I want to count $\lim_{n\rightarrow\infty} a_n$ - it definitely does have limit by looking at the graph, the first few numbers of the limit are 0.7390851, but I have no idea, if that number is related to some other real number ($\pi$ or something like that).
The sequence is from this site, but they don't provide actual result for their own sequence.
This is a standard trick worth knowing.
Supposing the limit does exist, call it $x$. If $x$ is the limit of the sequence, it has the property that $x = \mbox{cos}(x)$. From a graph, we can see that there is exactly one solution. Lastly, Wolfram Alpha tells us that $x = \mbox{cos}(x)$ has the solution $x = 0.739085$ as you said.
This happens to be a relatively well-known number. It is called the Dottie Number, named after the not-at-all famous Professor of French, Dottie.

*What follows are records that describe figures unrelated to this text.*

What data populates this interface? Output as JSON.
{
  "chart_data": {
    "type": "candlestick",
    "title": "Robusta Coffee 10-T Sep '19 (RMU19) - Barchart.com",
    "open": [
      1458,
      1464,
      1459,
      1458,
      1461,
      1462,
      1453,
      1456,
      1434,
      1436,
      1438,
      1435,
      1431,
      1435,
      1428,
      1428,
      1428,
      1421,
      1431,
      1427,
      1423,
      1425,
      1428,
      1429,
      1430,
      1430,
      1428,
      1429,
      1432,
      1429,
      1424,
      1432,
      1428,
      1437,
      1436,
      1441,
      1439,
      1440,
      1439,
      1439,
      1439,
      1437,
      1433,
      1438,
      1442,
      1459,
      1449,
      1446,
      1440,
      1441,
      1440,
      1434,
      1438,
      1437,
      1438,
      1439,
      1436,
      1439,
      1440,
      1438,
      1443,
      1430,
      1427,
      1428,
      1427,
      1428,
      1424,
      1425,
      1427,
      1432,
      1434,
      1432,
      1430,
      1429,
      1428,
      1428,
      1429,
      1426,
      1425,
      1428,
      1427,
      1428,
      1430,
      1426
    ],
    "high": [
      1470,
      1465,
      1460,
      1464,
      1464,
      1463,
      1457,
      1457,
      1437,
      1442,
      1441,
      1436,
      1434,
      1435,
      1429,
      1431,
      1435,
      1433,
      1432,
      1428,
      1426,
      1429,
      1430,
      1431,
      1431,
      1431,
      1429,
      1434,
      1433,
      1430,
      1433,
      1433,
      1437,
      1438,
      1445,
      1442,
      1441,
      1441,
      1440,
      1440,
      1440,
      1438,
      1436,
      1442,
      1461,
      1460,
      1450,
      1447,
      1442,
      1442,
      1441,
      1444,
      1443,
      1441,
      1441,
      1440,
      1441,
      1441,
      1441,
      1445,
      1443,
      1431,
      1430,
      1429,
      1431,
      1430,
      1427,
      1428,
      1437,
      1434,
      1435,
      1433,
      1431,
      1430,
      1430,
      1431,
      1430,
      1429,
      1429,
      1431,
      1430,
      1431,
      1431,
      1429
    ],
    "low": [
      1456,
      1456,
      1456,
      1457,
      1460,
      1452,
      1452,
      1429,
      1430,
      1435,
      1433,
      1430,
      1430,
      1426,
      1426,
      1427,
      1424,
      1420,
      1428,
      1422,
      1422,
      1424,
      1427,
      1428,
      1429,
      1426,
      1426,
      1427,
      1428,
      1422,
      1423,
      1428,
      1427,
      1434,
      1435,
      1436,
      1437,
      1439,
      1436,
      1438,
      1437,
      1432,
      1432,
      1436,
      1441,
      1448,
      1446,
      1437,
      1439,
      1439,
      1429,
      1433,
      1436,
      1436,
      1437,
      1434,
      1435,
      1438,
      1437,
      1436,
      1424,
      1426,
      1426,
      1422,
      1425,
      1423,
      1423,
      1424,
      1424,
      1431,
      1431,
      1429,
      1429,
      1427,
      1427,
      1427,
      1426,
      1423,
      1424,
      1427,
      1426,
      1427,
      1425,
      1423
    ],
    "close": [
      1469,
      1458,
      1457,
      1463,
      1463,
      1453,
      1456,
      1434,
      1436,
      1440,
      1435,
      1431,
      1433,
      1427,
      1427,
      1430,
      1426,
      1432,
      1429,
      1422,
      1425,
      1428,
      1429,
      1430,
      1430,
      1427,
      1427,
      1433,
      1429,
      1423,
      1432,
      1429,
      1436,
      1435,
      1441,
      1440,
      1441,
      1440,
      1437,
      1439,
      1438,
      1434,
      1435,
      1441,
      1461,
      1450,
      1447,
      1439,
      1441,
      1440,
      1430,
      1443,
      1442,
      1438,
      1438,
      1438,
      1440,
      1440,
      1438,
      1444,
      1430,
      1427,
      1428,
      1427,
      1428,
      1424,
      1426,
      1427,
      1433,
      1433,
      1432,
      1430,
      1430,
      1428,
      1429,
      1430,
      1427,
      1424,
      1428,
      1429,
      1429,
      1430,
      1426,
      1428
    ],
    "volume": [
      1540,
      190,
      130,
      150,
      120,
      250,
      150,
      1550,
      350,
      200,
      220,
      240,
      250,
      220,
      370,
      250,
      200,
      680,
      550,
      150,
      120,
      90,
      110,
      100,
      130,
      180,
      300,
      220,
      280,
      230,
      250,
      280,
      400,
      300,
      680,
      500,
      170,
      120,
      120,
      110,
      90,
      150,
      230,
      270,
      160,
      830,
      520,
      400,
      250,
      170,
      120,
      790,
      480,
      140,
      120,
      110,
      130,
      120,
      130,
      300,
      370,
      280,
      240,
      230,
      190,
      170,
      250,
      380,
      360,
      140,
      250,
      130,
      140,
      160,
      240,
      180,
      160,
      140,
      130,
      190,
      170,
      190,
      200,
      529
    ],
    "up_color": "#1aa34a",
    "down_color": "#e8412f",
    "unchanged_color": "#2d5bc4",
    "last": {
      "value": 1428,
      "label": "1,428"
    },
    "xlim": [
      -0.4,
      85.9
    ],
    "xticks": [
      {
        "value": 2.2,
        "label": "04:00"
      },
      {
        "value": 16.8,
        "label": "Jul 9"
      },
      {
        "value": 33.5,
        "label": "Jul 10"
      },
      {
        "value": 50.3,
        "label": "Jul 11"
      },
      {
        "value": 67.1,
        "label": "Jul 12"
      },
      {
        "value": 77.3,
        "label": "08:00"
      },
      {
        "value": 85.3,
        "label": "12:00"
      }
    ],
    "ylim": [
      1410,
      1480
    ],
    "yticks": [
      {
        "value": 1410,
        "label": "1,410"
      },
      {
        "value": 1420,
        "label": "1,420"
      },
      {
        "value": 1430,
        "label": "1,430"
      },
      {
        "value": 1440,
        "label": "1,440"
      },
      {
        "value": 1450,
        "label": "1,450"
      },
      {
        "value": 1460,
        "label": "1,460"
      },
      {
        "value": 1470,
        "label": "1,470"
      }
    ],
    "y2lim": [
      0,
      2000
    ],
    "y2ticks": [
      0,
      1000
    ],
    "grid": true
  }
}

I should also point out that the number is transcendental (also pointed out in the link).
Here is an elementary proof of convergence of the sequence:
Notice that $0 \leq a_n \leq 1$ for all $n$.
Consider the function $f(x) = x - \cos \cos x$.
This is increasing in $[0,1]$.
Now since $f(0) \lt 0$ and $f(1) \gt 0$, $f(x) = 0$ has a unique root (say $D$) in $(0,1)$, which is also the root of $x = \cos x$.
Now if $a_n \lt D$, then $a_n - a_{n+2} = f(a_n) \lt 0$
if $a_n \gt D$, then $a_n - a_{n+2} = f(a_n) \gt 0$
We also have that $g(x) = \cos x - D$ is decreasing in $[0,1]$ and thus if $a_n \lt D$ then $a_{n+1} \gt D$ and if $a_n \gt D$, then $a_{n+1} \lt D$.
Since $a_0 = 1 \gt D$
The sub-sequence $a_0, a_2, a_4, \dots$ is monotonically decreasing and bounded below and hence is convergent (to $D$).
Similarly, the sub-sequence $a_1, a_3, a_5, \dots$ is monotonically increasing and bounded above, and is convergent (to $D$).
Thus $\lim a_n = D$
The limit is the (unique) solution of the equation $\cos x = x$. This can't be expressed in any simpler way.